[BERLIN] Switzerland's financial regulator banned six former UBS Group AG employees from working in the industry for as long as five years, making them the first individuals punished in the global currency-rigging scandal.
The former managers and traders were "directly responsible for serious breaches of regulation at UBS in this business," Finma said in a statement Thursday, without disclosing any names.
Proceedings against four other UBS currency traders were dropped in August after they were given "reprimands," and one other case is continuing, the regulator said.
"Those responsible for the management of foreign exchange trading tolerated, and at times encouraged, behavior which was improper and against the interests of clients," the Swiss regulator said.

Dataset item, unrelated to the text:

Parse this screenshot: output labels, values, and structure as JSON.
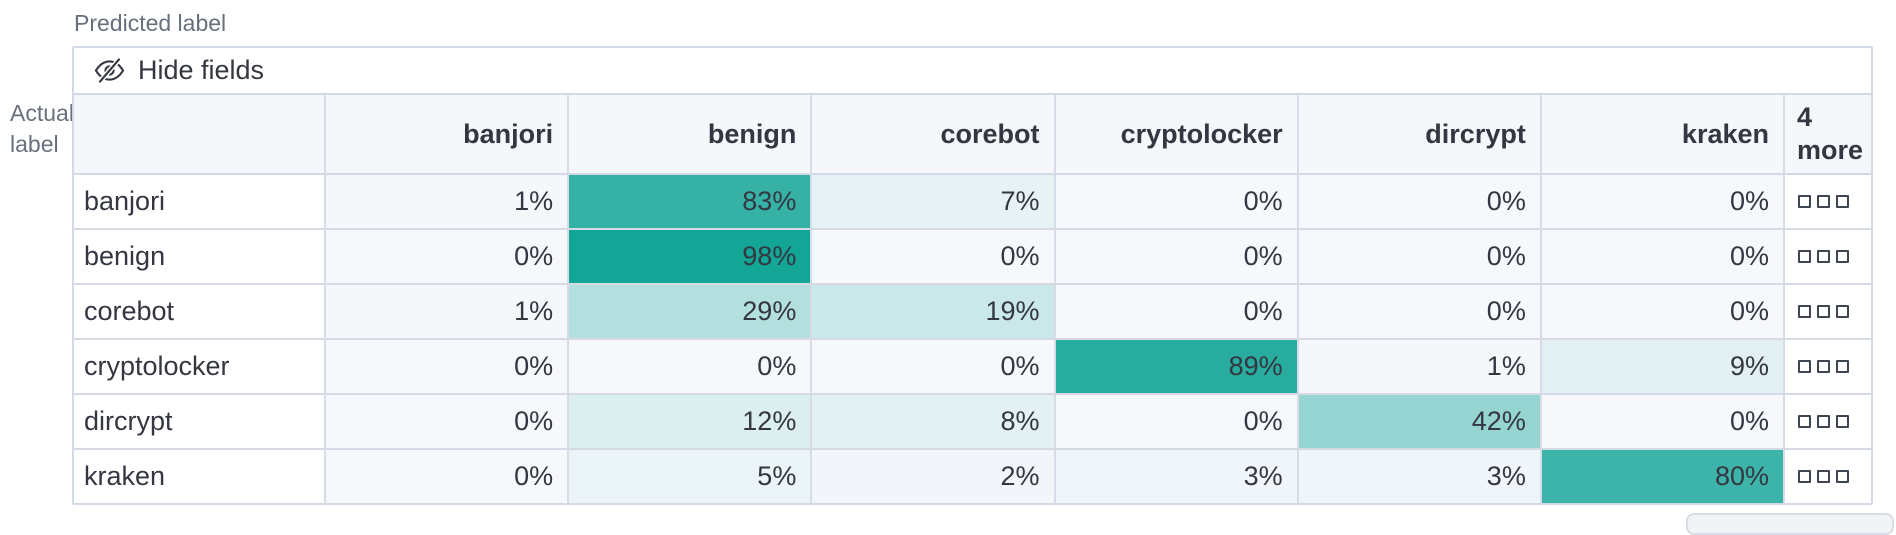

"Although managers were aware that traders were able to use chat groups to share information and knew of the risks associated with this behavior, they failed to implement adequate systems and controls and to consistently monitor compliance."
While more than 30 traders have been fired, suspended or put on leave, before today, no individuals had been punished by authorities in relation to the foreign-exchange manipulation scandal, which has seen seven banks fined about US$10 billion by global authorities. UK prosecutors are conducting a criminal probe into the scandal.
Mark Hengel, a spokesman for UBS, declined to comment on the announcement.
The UBS traders are among 11 ex-employees Finma said it was investigating in November 2014, when it ordered UBS to give up 134 million Swiss francs (S$190.1 million) in profits, after it "severely violated" proper conduct in currency markets.
UBS's former head of global foreign exchange trading has been suspended from senior management positions in the Swiss finance industry for four years, and the Zurich-based bank's former global foreign exchange spot trading chief for five years, Finma said Thursday.
Finma focused its investigation on allegations the individuals had abused clients through practices such as front- running, excessive markups and deliberately triggering stop-loss orders, according to a Finma letter sent to the traders seen by Bloomberg.
Traders spoke openly in chat rooms of their attempts to manipulate currency benchmarks such as the 4 pm WM/Reuters fix, according to global settlements with regulators.